A number of other doctors in the group came to my defence. Some had realised that I might have looked at the notes in advance, and that I might be willing to trust local colleagues not to have made gross errors of judgement. Others had heard the patient mention that she had gone through the mill of extensive and futile investigations several times over. One or two had noticed how the patient gave indications of an aversion to anything remotely suggesting psychological inquiry. A particularly thoughtful doctor pointed out that no intervention was without its dangers; at this stage it would probably cause the patient more risk if I started all over again, instead of just doing what she wanted. Yet their sceptical colleague remained unconvinced. How could I have behaved so… so… well, so unlike a doctor? I took the question as a compliment.
Of all professions, doctors are almost invariably the most proficient at not listening. Indeed, a friend of mine sometimes describes my educational work in consultation skills as ‘remedial therapy for selective brain damage’. It is a cruel characterisation, but I do not entirely object to it. I am struck again and again by how much medical listening – even the kind that sometimes passes for being ‘patient-centred’ – falls desperately short of anything that one might expect from an attentive, untrained friend. Many doctors seem to tune out totally from any words or phrases that do not fit the medical construction of the world.
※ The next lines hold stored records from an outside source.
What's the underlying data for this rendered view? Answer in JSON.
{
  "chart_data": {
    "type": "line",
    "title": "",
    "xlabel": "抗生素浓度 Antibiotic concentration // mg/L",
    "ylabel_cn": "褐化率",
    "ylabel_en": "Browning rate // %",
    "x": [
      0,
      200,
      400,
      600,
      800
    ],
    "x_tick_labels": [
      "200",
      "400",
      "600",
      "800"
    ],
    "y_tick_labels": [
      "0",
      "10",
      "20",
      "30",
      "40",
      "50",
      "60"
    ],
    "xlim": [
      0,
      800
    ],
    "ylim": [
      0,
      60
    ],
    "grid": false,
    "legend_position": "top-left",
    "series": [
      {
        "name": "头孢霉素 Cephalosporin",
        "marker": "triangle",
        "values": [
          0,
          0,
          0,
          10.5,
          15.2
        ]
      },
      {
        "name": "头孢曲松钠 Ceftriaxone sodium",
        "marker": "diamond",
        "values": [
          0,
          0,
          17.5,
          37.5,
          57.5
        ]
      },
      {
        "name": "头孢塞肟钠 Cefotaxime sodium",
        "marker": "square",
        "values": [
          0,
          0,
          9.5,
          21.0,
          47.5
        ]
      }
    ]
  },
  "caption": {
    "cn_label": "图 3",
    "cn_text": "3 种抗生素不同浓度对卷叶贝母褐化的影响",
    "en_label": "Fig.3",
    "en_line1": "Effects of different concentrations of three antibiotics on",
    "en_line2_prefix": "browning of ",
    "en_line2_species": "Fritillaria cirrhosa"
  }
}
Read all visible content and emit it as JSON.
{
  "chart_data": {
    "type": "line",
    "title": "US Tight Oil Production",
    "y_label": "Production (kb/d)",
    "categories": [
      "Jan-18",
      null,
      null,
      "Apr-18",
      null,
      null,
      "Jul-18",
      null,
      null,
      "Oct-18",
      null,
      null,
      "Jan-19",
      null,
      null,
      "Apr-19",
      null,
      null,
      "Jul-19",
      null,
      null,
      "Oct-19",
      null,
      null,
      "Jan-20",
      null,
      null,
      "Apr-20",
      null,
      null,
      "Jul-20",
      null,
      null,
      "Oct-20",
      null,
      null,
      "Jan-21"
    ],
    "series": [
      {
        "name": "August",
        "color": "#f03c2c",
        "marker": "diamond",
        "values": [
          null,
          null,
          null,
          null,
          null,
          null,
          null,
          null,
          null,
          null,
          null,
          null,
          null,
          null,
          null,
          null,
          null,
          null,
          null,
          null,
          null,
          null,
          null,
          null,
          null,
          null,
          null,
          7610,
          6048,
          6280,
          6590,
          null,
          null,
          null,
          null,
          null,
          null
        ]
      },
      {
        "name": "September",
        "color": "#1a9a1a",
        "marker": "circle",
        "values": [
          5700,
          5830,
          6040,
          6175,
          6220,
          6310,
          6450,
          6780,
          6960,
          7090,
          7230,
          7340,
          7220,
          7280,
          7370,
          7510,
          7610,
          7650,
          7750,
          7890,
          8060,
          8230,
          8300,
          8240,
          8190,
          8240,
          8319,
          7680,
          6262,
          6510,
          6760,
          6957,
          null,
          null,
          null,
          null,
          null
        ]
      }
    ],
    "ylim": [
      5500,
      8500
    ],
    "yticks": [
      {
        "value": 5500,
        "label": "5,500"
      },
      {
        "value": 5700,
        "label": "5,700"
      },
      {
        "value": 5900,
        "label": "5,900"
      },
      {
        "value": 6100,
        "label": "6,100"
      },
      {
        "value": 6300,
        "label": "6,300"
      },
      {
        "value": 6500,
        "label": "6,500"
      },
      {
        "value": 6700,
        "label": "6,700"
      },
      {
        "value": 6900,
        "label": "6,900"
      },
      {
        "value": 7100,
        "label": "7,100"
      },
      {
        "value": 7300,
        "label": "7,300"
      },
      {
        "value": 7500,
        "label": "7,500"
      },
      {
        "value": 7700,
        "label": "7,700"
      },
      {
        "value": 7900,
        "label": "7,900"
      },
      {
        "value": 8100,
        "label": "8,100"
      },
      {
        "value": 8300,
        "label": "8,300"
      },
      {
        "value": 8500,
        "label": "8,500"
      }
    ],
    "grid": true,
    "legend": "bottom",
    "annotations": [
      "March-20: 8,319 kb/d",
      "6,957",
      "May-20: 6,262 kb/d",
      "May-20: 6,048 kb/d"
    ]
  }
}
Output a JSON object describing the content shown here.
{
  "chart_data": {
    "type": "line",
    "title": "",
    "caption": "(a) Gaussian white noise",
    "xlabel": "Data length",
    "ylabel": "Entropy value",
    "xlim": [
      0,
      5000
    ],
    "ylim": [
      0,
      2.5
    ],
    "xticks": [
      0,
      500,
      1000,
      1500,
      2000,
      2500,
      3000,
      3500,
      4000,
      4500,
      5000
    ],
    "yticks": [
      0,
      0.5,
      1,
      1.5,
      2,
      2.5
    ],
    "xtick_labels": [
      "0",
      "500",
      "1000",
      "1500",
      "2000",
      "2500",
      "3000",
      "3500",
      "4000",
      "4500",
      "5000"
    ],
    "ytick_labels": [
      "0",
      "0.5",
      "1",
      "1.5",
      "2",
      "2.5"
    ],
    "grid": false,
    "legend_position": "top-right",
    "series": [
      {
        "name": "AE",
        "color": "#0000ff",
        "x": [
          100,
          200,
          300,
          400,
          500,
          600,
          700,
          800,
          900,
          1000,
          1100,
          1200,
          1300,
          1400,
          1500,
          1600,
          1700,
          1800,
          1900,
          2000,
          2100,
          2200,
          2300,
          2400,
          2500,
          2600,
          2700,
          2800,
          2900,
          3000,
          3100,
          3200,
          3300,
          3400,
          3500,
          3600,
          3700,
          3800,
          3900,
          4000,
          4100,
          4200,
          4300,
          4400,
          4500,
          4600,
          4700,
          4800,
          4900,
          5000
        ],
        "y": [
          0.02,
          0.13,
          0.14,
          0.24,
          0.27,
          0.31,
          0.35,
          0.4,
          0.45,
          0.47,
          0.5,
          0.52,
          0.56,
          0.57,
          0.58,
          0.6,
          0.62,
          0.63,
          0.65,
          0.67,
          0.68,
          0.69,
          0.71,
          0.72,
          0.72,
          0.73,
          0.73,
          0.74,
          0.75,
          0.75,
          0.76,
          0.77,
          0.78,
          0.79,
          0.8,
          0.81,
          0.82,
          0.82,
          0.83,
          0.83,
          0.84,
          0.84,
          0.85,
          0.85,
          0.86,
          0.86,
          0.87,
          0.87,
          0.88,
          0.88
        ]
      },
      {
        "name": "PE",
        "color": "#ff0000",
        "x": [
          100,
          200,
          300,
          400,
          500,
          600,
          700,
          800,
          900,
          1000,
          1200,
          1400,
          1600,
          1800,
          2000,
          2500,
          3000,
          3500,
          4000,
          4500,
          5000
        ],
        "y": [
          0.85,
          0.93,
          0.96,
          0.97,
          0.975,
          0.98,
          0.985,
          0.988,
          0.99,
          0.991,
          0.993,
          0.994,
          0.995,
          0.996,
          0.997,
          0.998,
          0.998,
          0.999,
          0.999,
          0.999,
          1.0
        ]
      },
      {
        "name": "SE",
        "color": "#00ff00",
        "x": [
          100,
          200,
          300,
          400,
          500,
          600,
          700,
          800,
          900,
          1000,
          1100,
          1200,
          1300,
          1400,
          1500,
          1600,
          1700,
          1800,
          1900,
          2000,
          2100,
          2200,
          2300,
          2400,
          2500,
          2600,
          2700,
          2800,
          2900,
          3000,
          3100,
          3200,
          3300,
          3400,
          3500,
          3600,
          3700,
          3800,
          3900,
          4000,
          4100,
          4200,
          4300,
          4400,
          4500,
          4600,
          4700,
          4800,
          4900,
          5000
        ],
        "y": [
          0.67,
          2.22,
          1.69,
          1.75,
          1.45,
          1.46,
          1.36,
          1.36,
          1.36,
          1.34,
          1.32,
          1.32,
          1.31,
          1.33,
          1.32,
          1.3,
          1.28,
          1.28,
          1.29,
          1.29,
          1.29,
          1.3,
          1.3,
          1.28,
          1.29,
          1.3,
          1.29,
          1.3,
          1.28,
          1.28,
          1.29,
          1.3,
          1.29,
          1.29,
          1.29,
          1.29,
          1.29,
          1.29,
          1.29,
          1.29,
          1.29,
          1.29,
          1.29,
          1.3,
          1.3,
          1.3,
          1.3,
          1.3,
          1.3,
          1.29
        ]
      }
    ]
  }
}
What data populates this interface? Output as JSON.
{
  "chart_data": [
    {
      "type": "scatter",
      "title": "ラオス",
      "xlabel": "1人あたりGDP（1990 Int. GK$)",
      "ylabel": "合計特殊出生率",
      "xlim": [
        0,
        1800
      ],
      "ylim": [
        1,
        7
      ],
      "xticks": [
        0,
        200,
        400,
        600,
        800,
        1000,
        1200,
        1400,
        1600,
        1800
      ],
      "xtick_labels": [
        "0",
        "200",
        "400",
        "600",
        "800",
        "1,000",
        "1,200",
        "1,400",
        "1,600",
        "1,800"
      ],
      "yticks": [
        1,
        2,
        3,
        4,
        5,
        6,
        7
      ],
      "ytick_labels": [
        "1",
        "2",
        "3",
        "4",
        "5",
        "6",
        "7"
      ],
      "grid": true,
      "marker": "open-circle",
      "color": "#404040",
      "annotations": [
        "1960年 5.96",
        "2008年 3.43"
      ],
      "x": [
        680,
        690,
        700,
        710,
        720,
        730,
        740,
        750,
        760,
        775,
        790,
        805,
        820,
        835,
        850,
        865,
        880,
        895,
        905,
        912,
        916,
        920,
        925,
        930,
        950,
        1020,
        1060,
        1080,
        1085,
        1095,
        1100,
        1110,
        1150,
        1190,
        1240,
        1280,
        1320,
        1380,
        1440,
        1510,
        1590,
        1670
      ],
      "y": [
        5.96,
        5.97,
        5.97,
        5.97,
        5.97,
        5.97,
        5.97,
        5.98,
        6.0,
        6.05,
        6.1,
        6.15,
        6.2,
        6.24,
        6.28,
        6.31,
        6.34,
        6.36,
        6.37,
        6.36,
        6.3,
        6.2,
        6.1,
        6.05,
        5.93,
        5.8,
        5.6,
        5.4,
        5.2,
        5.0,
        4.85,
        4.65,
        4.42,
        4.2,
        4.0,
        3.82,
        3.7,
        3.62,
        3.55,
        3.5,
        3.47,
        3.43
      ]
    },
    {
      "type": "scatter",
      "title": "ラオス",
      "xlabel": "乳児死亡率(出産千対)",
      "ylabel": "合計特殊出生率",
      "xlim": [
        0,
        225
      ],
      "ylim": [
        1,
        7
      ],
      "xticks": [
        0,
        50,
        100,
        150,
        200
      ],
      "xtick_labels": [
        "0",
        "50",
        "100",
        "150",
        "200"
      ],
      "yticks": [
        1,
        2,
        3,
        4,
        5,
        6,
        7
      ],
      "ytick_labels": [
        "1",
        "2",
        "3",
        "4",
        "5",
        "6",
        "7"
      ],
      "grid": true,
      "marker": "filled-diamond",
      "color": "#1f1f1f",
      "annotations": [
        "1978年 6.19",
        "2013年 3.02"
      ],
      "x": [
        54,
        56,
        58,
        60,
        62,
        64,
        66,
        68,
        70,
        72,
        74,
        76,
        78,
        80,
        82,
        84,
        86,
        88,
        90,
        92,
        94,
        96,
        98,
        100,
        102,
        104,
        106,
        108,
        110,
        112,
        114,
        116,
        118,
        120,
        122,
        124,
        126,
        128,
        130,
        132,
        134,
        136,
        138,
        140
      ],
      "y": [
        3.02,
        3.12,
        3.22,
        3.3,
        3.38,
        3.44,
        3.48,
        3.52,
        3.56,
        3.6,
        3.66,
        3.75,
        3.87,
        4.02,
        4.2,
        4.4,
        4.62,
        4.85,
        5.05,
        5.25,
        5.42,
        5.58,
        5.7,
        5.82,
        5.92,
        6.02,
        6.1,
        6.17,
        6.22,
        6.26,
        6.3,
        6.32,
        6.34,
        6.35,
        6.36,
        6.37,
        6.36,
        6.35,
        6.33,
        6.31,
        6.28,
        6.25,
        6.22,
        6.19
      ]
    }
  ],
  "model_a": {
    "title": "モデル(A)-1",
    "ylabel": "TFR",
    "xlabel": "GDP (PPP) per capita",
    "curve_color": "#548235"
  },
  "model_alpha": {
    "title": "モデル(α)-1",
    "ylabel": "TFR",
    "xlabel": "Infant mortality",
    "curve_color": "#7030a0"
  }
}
In addition, most appear to be extraordinarily timid about going where the patient wants to lead, for fear that this will break some rule, or upset any other doctor who might hear about it.
When it comes to unexplained symptoms, I often observe doctors falling back on an impoverished list of questions such as ‘Are you under any stress?’ rather than displaying any true curiosity about the story itself. There are two other common consultation ploys that bring me out in an allergic reaction. One is the question ‘How did you feel about that?’ It is generally asked as the doctor leans forward in a theatrical pose of solicitousness, but with eyes glazed over in weary automatism. The question seems to go with a belief that it will elicit some nugget of truth, accompanied by a catharsis on the part of the patient. It arises, I guess, from some ghastly misreading of Freud’s more minor followers, but ninety-nine times out of a hundred it is emotionally bogus. The other manoeuvre that I find equally offensive is the phrase ‘It sounds as if…’ (as in ‘It sounds as if you’re very upset…’). Believe me, if it’s so obvious that even a doctor has noticed, it usually isn’t worth saying.
Lois Shawver, a Californian therapist and teacher whom I much respect, has come up with a wonderful distinction between ‘listening in order to speak’ and ‘speaking in order to listen’. When you listen in order to speak, you merely scan the words that patients are saying, looking for opportunities to dive in and tell them what is ‘really’ going on. When you speak in order to listen, you do the opposite: speaking only in order to give them more opportunities to explain their own view of the world. In a post-modern age where the authority of professional knowledge is gradually waning away, Shawver argues that we will have to learn how to speak less and listen more.
In the same vein, the radical US psychiatrist Harold Goolishian used to offer the advice: ‘Don’t listen to what patients mean, listen to what they say!’ Quite simple really, except that, as doctors, we probably still fail to do this most of the time.